The Management Board periodically reports to the Supervisory Board, promptly provides members of the Supervisory Board at their request with complete and reliable information necessary for the proper performance of its functions by the Board. At the end of the year, the Management Board reports to the General Meeting of Shareholders on its activities and the general state of the Company.

Council of depository system participants.

In order to ensure consideration and protection of the interests of depository system participants, the Company has established a consultative body – the Council of Depository System Participants.

Natural persons nominated by participants of the depository system with whom they are connected by labor or other contractual relations (one representative per legal entity) who use the services of the Central Securities Depository may be elected to the Council of participants of the depository system with the right to vote. on the basis of the relevant contract.

The quantitative composition of the Council of participants of the depository system consists of 14 elected members and members with advisory voting rights.

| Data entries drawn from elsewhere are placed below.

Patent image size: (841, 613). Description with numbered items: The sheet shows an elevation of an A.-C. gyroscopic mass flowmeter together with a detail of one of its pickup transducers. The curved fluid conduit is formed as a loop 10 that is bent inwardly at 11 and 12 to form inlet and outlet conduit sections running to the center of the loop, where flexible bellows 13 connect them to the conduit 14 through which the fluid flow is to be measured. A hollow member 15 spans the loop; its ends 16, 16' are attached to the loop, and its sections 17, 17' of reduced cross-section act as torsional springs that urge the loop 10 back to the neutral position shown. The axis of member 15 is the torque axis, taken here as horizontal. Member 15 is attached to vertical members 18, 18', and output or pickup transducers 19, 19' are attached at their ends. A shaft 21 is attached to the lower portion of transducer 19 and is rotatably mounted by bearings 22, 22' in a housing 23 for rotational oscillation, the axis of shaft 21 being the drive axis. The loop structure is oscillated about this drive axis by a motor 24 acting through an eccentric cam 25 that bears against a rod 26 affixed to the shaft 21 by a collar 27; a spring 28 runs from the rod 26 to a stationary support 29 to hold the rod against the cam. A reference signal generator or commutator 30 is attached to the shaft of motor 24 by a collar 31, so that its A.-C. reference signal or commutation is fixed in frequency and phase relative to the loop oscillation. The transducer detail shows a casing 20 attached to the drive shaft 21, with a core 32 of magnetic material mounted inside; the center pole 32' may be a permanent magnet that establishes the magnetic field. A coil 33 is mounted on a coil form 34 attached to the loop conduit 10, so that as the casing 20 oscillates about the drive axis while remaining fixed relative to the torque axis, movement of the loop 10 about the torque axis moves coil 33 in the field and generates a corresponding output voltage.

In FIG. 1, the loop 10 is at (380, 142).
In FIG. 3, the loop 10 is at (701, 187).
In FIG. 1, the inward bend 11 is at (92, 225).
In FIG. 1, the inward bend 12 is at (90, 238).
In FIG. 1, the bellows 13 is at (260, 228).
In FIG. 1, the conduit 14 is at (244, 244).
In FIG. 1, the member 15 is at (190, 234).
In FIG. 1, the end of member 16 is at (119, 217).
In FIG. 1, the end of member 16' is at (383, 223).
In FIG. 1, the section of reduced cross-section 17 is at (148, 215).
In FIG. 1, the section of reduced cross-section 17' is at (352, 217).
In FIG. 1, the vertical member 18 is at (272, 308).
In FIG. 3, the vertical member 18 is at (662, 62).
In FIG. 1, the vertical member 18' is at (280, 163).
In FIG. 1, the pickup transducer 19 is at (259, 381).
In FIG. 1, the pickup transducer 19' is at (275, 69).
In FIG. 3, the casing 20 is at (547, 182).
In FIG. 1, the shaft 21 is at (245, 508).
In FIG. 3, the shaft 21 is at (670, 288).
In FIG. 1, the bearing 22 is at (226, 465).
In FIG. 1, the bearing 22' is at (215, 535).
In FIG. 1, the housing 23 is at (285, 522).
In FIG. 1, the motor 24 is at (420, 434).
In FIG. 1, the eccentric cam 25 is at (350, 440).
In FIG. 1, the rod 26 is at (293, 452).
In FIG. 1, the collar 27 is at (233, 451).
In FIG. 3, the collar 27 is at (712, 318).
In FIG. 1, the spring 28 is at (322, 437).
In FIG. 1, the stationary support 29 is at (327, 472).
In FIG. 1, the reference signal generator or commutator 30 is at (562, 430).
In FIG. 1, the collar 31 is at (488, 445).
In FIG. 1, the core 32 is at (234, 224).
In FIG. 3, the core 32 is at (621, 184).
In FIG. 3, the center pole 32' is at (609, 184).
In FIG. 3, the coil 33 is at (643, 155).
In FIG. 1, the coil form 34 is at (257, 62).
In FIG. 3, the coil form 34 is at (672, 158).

The composition of the Council of participants of the depository system is chosen according to the principle of rating voting separately for each quota, namely:

from depository institutions – 7 representatives;

from issuers that are not depository institutions and asset management companies acting on behalf of corporate investment funds – 7 representatives.

The procedure for creating and functioning of the Council of Participants of the Central Depository is determined by the Regulations on the Council of Participants.

INFORMATION DISCLOSURE AND TRANSPARENCY

Information about the Company is disclosed in accordance with the requirements of the law and the Charter of the Company. The information disclosed by the Company is reliable and complete, i.e. information that contributes to a clear and complete understanding of the Company’s actual financial condition and results of its activities.

The annual report of the Company is subject to mandatory verification by an independent auditor (auditing firm). The audit is conducted in accordance with international auditing standards.

INTERNAL CONTROL SYSTEM

The internal control system is an integral part of the corporate management system of the Central Depository and includes subsystems:

1) compliance;

2) risk management;

3) internal audit.

The Supervisory Board ensures the proper functioning of the internal control system, as well as the implementation of strategic control over the financial and economic activities of the Company.